Etica costituzionale e servizio pubblico: il valore umano delle istituzioni

Rosita Ponti

Gennaio 2, 2026

Il Presidente della Fondazione Insigniti OMRI, il Prefetto Francesco Tagliente, ha recentemente condiviso le priorità dell’ente per il 2026, accogliendo con entusiasmo il Cavaliere di Gran Croce Franco Massi, Segretario generale della Corte dei conti, come nuovo membro. Questo evento, avvenuto nel gennaio 2025, segna un passo significativo nella direzione di una visione etica e responsabile del servizio pubblico.

Il benvenuto a Franco Massi

La Fondazione Insigniti OMRI ha accolto con grande onore il Cavaliere di Gran Croce Franco Massi, il primo iscritto del 2026. Massi, Presidente aggiunto della Sezione regionale di controllo per il Lazio, è stato presentato dal Prefetto Tagliente, il quale ha sottolineato l’importanza del suo prestigio e della sua visione condivisa per il servizio pubblico. In un incontro recente, il Prefetto ha evidenziato l’importanza di una riflessione profonda sull’etica costituzionale, un tema centrale per la Fondazione e per il futuro del servizio pubblico in Italia.

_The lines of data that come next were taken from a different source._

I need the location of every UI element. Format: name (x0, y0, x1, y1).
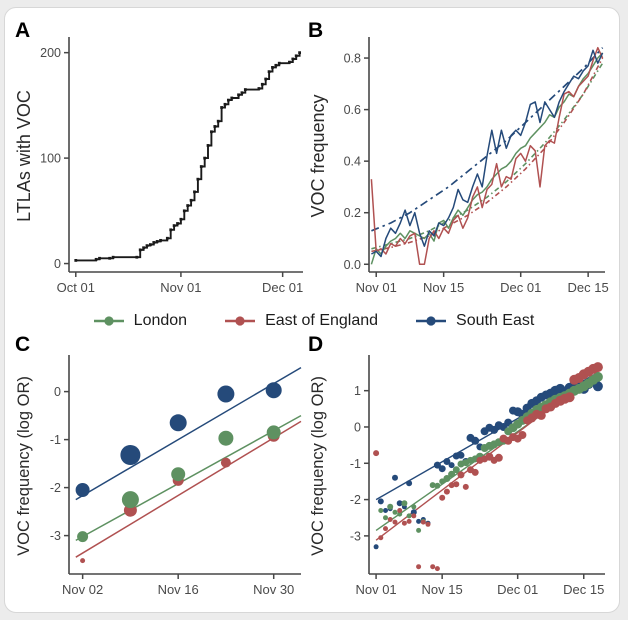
figure-card: A B C D LTLAs with VOC VOC frequency VOC… (4, 7, 620, 613)
panel-d-label: D (308, 333, 324, 356)
y-tick-label: -3 (50, 529, 61, 543)
y-tick-label: -2 (50, 481, 61, 495)
line-dot-icon (93, 316, 124, 326)
y-tick-label: 100 (40, 152, 61, 166)
y-tick-label: 0 (54, 385, 61, 399)
series-east-of-england-weekly-log-or (80, 429, 280, 564)
x-tick-label: Nov 16 (158, 582, 199, 597)
x-tick-label: Nov 01 (356, 280, 397, 295)
y-tick-label: 0.6 (344, 103, 361, 117)
x-axis: Nov 01 Nov 15 Dec 01 Dec 15 (356, 271, 609, 295)
x-axis: Oct 01 Nov 01 Dec 01 (57, 271, 303, 295)
y-tick-label: 200 (40, 46, 61, 60)
panel-a-label: A (15, 19, 31, 42)
y-tick-label: 0.2 (344, 206, 361, 220)
series-london-trend (75, 414, 302, 542)
line-dot-icon (416, 316, 447, 326)
y-tick-label: 1 (354, 384, 361, 398)
legend-label-south-east: South East (456, 312, 535, 329)
x-tick-label: Nov 15 (422, 582, 463, 597)
y-tick-label: -1 (50, 433, 61, 447)
x-axis: Nov 02 Nov 16 Nov 30 (62, 573, 301, 597)
x-axis: Nov 01 Nov 15 Dec 01 Dec 15 (355, 573, 605, 597)
legend-item-south-east: South East (414, 312, 534, 330)
y-tick-label: -3 (350, 529, 361, 543)
series-south-east-weekly-log-or (75, 382, 282, 497)
region-legend: London East of England South East (5, 304, 621, 338)
x-tick-label: Nov 01 (160, 280, 201, 295)
y-axis: 1 0 -1 -2 -3 (350, 355, 370, 574)
panel-c-label: C (15, 333, 31, 356)
weekly-log-or-scatter-chart: Nov 02 Nov 16 Nov 30 0 -1 -2 -3 (50, 355, 302, 597)
panel-c-y-axis-title: VOC frequency (log OR) (15, 376, 33, 556)
voc-frequency-line-chart: Nov 01 Nov 15 Dec 01 Dec 15 0.0 0.2 0.4 0.6 0.8 (344, 37, 609, 295)
x-tick-label: Dec 01 (262, 280, 303, 295)
y-tick-label: -1 (350, 457, 361, 471)
x-tick-label: Nov 02 (62, 582, 103, 597)
x-tick-label: Nov 30 (253, 582, 294, 597)
panel-b-label: B (308, 19, 324, 42)
y-tick-label: 0.4 (344, 155, 361, 169)
series-east-of-england-observed (370, 46, 604, 266)
series-south-east-observed (371, 49, 604, 258)
series-london-observed (370, 52, 604, 265)
series-south-east-model-fit (371, 47, 604, 232)
x-tick-label: Dec 01 (497, 582, 538, 597)
series-london-weekly-log-or (77, 425, 281, 543)
line-dot-icon (225, 316, 256, 326)
series-east-of-england-daily-log-or (373, 362, 603, 572)
series-east-of-england-model-fit (371, 57, 604, 253)
legend-label-london: London (133, 312, 188, 329)
y-axis: 0.0 0.2 0.4 0.6 0.8 (344, 37, 370, 272)
y-tick-label: 0 (54, 257, 61, 271)
ltla-cumulative-step-chart: Oct 01 Nov 01 Dec 01 0 100 200 (40, 37, 303, 295)
x-tick-label: Nov 01 (355, 582, 396, 597)
x-tick-label: Dec 01 (500, 280, 541, 295)
legend-item-london: London (92, 312, 187, 330)
y-tick-label: 0.8 (344, 52, 361, 66)
y-tick-label: 0.0 (344, 258, 361, 272)
x-tick-label: Nov 15 (423, 280, 464, 295)
daily-log-or-scatter-chart: Nov 01 Nov 15 Dec 01 Dec 15 1 0 -1 -2 -3 (350, 355, 605, 597)
series-london-model-fit (371, 62, 604, 250)
series-ltlas-with-voc-cumulative (74, 51, 302, 262)
panel-a-y-axis-title: LTLAs with VOC (14, 90, 34, 222)
legend-item-east-of-england: East of England (223, 312, 378, 330)
x-tick-label: Dec 15 (563, 582, 604, 597)
y-axis: 0 -1 -2 -3 (50, 355, 70, 574)
x-tick-label: Oct 01 (57, 280, 95, 295)
legend-label-east-of-england: East of England (265, 312, 379, 329)
y-tick-label: 0 (354, 420, 361, 434)
x-tick-label: Dec 15 (568, 280, 609, 295)
y-axis: 0 100 200 (40, 37, 70, 272)
series-east-of-england-trend (75, 420, 302, 558)
series-south-east-trend (75, 366, 302, 501)
y-tick-label: -2 (350, 493, 361, 507)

Etica costituzionale e servizio pubblico

Il Prefetto Tagliente ha delineato uno degli obiettivi principali della Fondazione per il 2026: la promozione della cultura dell’etica costituzionale nel servizio pubblico. A tal proposito, è stato avviato un dialogo con esperti e studiosi, tra cui figure di spicco come Guido Melis e Tommaso Miele. Questi incontri mirano a preparare una proposta formale da presentare al Consiglio di Indirizzo durante la prossima riunione. Tagliente ha sottolineato che l’azione amministrativa deve andare oltre il rispetto delle norme, mirando a tutelare i diritti dei cittadini e rispondere ai loro bisogni, specialmente in un contesto in cui la rigidità burocratica può allontanare le istituzioni dalle persone.

Un progetto per una pubblica amministrazione responsabile

Il Prefetto ha proseguito spiegando che la governance della Fondazione mira a trasformare la consapevolezza etica in un progetto strutturato. Questo include la promozione di best practice e lo sviluppo di competenze attraverso simulazioni e percorsi formativi per dirigenti pubblici. Inoltre, saranno organizzati seminari pubblici per coinvolgere cittadini e associazioni, con l’intento di diffondere una cultura condivisa del servizio pubblico. Secondo Tagliente, investire nell’etica costituzionale significa costruire una pubblica amministrazione più trasparente e responsabile, e il 2026 rappresenterà un anno cruciale per dare vita a questo progetto.

Il valore umano nella giustizia

Un altro aspetto evidenziato dal Prefetto riguarda il valore umano nella funzione giudiziaria. Tagliente ha richiamato la visione del magistrato come servitore della giustizia, un concetto che trova radici nella tradizione giuridica italiana. Ha citato il pensiero di Rosario Livatino, evidenziando come il giudice debba essere non solo rigoroso ma anche umano, capace di comprendere le persone oltre le norme. Questo approccio si allinea con l’insegnamento di Piero Calamandrei, che sottolineava l’importanza di un equilibrio tra indipendenza e umiltà nell’esercizio della giurisdizione.

Il contributo di Franco Massi alla Fondazione

Il Prefetto ha concluso evidenziando il valore che l’ingresso di Franco Massi apporta alla Fondazione. La sua vasta esperienza nelle istituzioni e la sua formazione giuridica rappresentano un patrimonio inestimabile. Tagliente ha messo in luce come la combinazione di competenza e umanità di Massi possa arricchire il percorso della Fondazione, contribuendo a rafforzare l’etica costituzionale e i valori fondamentali della Repubblica. La Fondazione Insigniti OMRI è convinta che la qualità delle istituzioni dipenda dalla qualità delle persone che le servono, e l’arrivo di Massi rappresenta un passo importante in questa direzione.